The final touch is added with a public health message like ‘Wash your hands after visiting the toilet’, and ‘Wash your hands before eating.’ But the activity isn’t just about learning about good public health practices, or encouraging them to think about recycling and waste management.
Photo: Jane Beesley
"The stress from the earthquake is long lasting," explains artist Sanchez Martinez Evains. "The trauma is in their, and our, heads and hearts. This activity offers a distraction. This kind of programme keeps us all going. It stops us from thinking about what happened…it’s an escape and it’s helping them, and us, to recover, to restart our lives, to enjoy ourselves and have some fun."
Photo: Jane Beesley
"There are no or few psychologists in Haiti.

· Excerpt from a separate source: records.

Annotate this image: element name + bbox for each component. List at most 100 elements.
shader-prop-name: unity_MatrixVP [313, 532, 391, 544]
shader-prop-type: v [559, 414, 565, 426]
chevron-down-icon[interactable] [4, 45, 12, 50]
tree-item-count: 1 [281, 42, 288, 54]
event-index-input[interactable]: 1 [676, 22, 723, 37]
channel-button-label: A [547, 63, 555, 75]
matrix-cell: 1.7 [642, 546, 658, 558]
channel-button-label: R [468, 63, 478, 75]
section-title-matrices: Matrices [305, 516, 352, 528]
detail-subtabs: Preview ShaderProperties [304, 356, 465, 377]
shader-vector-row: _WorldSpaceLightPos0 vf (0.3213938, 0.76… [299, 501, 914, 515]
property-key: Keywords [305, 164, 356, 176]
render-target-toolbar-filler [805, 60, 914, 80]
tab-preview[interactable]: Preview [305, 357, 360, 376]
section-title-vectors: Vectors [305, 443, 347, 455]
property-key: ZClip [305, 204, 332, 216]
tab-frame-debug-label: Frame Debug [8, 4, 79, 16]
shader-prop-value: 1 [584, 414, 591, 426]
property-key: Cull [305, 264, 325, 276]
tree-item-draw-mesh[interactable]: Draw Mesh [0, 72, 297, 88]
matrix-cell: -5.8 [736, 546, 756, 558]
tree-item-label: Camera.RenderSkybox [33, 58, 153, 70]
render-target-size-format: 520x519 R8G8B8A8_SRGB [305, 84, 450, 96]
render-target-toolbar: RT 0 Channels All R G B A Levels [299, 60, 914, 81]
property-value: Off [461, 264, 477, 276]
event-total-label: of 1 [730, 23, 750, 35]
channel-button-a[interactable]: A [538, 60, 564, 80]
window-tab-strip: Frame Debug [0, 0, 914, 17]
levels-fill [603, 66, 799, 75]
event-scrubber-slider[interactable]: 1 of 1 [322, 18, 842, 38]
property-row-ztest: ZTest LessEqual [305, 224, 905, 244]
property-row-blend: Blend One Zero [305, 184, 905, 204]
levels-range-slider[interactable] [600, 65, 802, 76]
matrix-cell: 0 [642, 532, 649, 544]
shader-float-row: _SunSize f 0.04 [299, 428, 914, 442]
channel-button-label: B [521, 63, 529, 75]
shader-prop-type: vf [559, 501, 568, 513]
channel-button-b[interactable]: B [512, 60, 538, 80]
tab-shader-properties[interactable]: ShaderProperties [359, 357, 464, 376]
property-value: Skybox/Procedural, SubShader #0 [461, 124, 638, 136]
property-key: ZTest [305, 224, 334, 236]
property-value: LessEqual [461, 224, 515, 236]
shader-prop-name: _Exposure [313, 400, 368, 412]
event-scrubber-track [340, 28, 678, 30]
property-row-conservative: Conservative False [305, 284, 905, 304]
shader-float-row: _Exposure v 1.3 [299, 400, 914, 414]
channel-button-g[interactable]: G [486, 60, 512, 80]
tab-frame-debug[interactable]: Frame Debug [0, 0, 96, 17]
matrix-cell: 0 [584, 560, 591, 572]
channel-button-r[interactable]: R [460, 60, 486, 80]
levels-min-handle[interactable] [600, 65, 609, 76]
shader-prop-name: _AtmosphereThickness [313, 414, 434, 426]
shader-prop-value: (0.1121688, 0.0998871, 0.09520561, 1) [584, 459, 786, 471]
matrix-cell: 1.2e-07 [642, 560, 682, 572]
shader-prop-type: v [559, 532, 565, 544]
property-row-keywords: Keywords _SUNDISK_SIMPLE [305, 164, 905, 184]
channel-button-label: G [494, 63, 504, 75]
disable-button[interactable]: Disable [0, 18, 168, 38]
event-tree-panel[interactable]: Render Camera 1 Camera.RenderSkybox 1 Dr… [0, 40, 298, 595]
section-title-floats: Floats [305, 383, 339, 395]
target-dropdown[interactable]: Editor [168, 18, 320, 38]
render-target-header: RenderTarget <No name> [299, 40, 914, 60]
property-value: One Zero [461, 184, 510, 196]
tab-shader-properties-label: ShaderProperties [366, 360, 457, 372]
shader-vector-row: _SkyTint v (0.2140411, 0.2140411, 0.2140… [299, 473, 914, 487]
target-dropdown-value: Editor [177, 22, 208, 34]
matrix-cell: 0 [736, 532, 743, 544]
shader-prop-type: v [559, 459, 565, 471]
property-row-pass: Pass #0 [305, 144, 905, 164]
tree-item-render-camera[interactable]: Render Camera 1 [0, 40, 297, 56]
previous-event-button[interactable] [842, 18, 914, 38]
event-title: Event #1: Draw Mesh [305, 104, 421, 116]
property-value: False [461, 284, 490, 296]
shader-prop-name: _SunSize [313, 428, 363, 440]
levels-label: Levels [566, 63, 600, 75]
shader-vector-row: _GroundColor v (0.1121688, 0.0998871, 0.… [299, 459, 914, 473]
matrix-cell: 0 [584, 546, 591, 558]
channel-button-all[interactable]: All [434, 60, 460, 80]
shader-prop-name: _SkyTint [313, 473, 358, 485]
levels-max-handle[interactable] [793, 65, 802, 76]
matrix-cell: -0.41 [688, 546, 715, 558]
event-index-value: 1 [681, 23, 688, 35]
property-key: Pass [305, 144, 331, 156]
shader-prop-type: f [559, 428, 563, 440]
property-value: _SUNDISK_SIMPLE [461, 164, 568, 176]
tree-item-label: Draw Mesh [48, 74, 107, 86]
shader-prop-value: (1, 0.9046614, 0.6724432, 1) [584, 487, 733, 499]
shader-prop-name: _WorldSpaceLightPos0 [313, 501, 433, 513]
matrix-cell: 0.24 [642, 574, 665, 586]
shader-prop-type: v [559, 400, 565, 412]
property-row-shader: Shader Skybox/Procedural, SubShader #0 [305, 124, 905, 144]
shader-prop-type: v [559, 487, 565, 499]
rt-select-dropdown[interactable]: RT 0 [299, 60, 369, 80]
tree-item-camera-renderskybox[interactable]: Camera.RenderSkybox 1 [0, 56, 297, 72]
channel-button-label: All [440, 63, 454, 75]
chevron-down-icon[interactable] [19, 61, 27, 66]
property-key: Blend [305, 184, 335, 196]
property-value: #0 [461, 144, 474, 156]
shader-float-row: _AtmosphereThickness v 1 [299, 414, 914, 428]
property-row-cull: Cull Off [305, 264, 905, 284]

Adults are more resilient, it’s the children that need to find a way to express themselves…a place to escape to and they can come here and be children again," explains Tamara Bruna, a Public Health Community Mobiliser.
Photo: Jane Beesley
"We have learnt about washing hands, painting, drawing and making houses," 11-year-old Melissa Mervilus tells us. " When we go home we encourage others to wash their hands. It’s a lot of fun here. There are others wanting to come and join us."
"Are you going to wash your hands now?" she adds as we talk.
Photo: Jane Beesley
Jane Maonga is an Oxfam Public Health Promoter.
"One of the things the children all have in common is that they all lost their homes in the earthquake. So it’s significant that they are making these houses…they are rebuilding houses, rebuilding their lives and in this way they have some control over their lives."
Photo: Jane Beesley
The group, mostly aged eight to12, meet for two hours every Saturday so as not to interfere with school. Oxfam runs a number of different programmes with children in several camps and now plans to include this successful pilot activity elsewhere.